La Toscanini
Carolin Widmann oggi alla Feltrinelli: «Violino, che passione»
Nella chiusura della stagione concertistica della Toscanini sembra emergere come protagonista Carolin Widmann che si esibirà all’Auditorium Paganini, domani sera alle 20.30 e domenica pomeriggio alle 17, come solista nel Concerto per violino di Richard Strauss, sotto la direzione di Thomas Sanderling. Il programma dal titolo «Rivoluzioni» includerà anche la Sinfonia n.5 di Dmitrij Šostakovič.
Non è questo, però, l’unico evento che coinvolge la violinista tedesca, artista in residenza per questa stagione della Toscanini, che oggi alle 18 si presenterà alla libreria Feltrinelli di via Farini per il format «Music Club: cosa leggono i musicisti».
Mercoledì sera, inoltre, si è esibita alla Sala Gavazzeni del CPM per la rassegna «Grandi Interpreti» insieme alla spalla dell’orchestra Mihaela Costea, alle violiste Carmen Condur e Ilaria Negrotti e ai violoncellisti Pietro Nappi e Vincenzo Fossanova. In questa occasione si sono esibiti in due sestetti estremamente diversi, ma che insieme hanno potuto esporre appieno le potenzialità espressive di questo ensemble. Se da quello di Erwin Schulhoff è emerso un grande senso di orrore e di pietà ispirati dalla Grande Guerra, in cui idealmente non c’è uno strumento principale, in quello di Pëtr Il’ič Čajkovskij, dedicato a Firenze, e immerso in un romanticismo non privo di qualche inquietudine, ma decisamente più sereno, sono ben marcati i rapporti gerarchici tra gli strumenti. Il pubblico li ha applauditi in modo molto caloroso.
Come è entrata in contatto con il violino?
«Avevo sei anni e ho assistito ad un concerto con “Il carnevale degli animali” di Saint-Saëns. Mia madre era un’insegnate, ma suonava anche in un’orchestra non professionale: in Germania c’è una grande tradizione di questo tipo di orchestre. Quando ho ascoltato questa questa meravigliosa composizione con i violinisti in costume, ho deciso che avrei voluto imparare questo strumento. Ho dovuto insistere a lungo con i miei genitori perché pensavano che questo desiderio non fosse serio. Alla fine hanno ceduto e quando avevo sette anni mi hanno cercato un insegnante: è stato in questo momento che è iniziato il mio viaggio».
Che differenza c’è tra essere solista e suonare in sestetto?
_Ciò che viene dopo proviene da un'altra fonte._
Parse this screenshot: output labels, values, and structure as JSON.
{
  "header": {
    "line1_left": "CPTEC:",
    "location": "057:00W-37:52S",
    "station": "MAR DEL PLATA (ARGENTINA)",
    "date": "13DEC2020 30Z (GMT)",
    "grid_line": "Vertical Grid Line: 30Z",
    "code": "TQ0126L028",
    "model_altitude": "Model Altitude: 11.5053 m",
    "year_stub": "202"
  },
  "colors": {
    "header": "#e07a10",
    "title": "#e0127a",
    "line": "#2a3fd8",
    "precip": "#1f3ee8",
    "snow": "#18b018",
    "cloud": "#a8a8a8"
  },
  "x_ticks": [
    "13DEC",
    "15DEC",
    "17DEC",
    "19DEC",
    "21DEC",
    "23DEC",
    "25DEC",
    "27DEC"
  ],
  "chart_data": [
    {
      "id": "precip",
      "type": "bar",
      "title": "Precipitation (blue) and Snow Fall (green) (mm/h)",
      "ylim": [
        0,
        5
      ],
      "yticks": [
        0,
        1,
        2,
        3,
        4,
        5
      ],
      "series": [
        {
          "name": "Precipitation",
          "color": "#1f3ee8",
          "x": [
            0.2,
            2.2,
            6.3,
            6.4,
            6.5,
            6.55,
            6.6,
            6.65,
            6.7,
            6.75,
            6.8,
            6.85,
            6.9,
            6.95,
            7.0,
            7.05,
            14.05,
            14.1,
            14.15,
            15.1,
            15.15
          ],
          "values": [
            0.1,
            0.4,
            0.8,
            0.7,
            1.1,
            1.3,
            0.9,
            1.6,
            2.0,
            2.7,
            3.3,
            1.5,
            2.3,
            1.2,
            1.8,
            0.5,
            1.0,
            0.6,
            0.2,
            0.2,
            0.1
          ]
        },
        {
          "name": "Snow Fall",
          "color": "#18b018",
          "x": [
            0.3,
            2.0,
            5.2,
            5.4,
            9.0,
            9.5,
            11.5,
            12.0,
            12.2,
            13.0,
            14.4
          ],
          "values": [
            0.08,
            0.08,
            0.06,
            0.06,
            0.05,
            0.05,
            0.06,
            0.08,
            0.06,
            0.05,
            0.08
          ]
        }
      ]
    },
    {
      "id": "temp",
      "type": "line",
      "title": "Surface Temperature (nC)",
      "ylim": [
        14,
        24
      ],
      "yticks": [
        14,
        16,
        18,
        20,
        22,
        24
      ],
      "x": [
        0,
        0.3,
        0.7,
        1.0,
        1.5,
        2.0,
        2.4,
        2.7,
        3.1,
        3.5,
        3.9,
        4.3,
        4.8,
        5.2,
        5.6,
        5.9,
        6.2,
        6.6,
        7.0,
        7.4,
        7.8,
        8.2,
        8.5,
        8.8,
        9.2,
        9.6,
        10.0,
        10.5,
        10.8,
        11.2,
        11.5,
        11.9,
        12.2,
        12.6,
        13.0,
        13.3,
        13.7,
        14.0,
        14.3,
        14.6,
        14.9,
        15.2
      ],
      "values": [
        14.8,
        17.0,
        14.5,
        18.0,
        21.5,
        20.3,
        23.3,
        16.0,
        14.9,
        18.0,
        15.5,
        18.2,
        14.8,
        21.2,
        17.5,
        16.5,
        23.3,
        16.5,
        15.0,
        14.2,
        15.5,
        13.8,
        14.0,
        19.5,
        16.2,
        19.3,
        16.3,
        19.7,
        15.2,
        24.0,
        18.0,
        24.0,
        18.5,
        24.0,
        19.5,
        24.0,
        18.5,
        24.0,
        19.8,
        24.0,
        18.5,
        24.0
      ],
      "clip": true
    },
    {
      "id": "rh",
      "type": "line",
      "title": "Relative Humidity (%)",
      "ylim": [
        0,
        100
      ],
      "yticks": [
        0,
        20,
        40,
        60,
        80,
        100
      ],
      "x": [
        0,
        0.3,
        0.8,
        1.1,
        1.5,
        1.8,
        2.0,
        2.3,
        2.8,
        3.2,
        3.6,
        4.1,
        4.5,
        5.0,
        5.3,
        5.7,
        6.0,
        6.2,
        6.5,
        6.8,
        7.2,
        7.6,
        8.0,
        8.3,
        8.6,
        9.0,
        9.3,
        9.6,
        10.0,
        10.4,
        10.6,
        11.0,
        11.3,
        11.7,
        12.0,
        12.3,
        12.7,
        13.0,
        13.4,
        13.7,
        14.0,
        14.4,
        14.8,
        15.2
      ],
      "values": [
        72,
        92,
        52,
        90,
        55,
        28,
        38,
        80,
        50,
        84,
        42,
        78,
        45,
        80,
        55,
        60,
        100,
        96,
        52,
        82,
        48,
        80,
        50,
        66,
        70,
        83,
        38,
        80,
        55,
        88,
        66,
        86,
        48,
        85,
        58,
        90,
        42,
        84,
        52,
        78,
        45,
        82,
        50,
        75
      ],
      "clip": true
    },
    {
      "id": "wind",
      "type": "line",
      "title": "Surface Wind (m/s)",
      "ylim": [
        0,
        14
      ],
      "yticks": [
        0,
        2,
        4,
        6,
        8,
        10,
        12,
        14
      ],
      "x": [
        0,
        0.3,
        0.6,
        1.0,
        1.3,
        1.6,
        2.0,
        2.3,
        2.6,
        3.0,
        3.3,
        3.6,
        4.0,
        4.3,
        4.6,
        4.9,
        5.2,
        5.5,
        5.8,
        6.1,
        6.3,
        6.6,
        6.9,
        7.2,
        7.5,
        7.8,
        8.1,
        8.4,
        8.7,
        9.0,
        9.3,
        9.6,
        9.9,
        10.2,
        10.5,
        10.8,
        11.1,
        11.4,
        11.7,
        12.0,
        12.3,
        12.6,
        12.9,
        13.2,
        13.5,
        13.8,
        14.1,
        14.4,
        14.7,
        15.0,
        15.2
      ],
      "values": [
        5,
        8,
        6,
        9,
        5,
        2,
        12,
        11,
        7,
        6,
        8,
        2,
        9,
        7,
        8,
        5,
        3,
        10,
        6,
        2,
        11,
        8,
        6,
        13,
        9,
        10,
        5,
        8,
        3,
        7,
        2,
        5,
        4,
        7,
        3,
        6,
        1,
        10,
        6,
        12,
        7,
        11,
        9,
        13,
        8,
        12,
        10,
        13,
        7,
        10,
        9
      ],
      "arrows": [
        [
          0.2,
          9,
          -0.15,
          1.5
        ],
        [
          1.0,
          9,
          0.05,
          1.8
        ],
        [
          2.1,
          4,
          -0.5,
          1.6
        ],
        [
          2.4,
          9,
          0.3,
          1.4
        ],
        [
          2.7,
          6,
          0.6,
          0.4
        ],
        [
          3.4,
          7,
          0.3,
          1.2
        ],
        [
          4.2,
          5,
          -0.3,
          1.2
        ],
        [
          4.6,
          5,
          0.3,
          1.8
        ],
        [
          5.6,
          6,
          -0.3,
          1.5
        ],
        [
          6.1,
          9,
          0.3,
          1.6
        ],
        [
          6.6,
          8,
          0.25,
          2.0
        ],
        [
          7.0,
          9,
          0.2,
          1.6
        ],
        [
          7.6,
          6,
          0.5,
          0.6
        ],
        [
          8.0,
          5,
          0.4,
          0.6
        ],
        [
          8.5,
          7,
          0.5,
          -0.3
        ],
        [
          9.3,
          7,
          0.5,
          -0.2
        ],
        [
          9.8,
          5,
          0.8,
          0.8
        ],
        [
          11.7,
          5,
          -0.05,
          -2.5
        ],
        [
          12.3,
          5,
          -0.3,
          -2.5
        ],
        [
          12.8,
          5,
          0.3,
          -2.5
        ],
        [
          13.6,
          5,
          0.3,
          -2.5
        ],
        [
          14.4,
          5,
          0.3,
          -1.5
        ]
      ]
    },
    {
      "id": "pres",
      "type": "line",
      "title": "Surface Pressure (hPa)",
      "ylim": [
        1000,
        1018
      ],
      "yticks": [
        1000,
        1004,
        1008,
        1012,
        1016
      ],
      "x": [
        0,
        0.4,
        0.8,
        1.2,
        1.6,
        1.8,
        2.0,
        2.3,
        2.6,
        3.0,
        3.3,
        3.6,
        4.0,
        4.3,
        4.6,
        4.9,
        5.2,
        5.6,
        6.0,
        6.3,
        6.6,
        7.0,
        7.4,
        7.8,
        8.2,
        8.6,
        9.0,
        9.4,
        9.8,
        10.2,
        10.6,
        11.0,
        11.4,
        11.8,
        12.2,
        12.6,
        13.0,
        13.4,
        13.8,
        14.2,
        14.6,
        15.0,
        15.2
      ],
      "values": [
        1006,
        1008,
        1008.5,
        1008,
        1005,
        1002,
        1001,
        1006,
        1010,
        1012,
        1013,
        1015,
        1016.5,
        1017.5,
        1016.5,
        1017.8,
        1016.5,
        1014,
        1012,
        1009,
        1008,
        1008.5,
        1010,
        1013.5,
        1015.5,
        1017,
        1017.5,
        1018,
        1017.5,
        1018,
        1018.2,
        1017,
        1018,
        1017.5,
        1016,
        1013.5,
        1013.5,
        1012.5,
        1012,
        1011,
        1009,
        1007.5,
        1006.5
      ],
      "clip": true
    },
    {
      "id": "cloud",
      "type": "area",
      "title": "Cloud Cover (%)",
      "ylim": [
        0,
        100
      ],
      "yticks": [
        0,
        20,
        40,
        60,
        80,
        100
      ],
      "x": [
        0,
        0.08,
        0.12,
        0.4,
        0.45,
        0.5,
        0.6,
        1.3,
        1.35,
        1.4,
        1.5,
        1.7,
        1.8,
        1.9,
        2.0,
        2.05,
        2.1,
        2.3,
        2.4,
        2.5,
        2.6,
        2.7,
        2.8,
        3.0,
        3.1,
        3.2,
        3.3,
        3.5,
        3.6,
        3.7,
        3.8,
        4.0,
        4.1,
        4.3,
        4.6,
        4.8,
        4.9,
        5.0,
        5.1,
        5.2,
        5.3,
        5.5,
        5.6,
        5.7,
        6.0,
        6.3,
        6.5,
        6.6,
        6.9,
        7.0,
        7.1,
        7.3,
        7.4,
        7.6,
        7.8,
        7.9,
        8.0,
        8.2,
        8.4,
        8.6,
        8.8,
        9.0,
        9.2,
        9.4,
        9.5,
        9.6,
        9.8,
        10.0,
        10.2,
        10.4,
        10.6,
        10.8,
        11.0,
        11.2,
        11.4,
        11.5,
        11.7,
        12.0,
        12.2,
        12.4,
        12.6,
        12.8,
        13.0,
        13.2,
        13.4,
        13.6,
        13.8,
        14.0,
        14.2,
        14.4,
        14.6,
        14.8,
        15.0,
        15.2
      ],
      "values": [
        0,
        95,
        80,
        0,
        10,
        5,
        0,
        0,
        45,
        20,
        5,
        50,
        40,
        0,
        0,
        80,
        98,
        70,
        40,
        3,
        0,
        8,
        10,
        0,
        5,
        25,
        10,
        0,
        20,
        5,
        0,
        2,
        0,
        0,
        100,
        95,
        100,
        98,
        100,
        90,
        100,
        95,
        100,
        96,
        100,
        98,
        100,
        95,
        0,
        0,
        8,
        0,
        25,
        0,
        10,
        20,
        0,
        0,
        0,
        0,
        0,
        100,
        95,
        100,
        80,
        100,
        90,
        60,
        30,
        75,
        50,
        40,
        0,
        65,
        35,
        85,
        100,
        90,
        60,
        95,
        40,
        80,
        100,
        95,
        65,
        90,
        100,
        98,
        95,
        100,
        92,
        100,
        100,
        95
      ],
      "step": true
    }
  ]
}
«Ho sempre pensato che un solista sia anche un musicista da camera, solo su una scala più grande. Sicuramente in un sestetto c’è una maggiore interazione tra i musicisti: adoro suonare qui a Parma con dei cari colleghi dell’orchestra, con i quali ho già suonato nei concerti del passato, per fare brani stupendi come il sestetto di Schulhoff e quello di Čajkovskij. Sono due composizioni speciali e potremo suonare ognuno con la stessa importanza. È questa la cosa più bella e più umana della musica da camera: dare un impulso e riceverlo per fare musica in una comunità di sei persone. Sicuramente possiamo prestare più attenzione ai dettagli e avere una maggiore gamma dinamica con dei veri pianissimi».
Com’è il suo rapporto con Parma e con la Toscanini?
«Mi sono veramente innamorata di Parma quando sono arrivata qua per la prima volta. Mi piace il cibo, come il prosciutto e il formaggio, ma anche la città e quando ho l’occasione faccio una passeggiata tra le strade prendendo un caffè o un bicchiere di vino. Il rapporto con la Toscanini è speciale e mi sento privilegiata per aver potuto dirigerla come solista nei concerti di Schumann e Mendelssohn e ho potuto interagire con ogni musicista. Spero che questa collaborazione si mantenga a lungo, che si rafforzi sempre di più e che questa storia d’amore continui per molto tempo».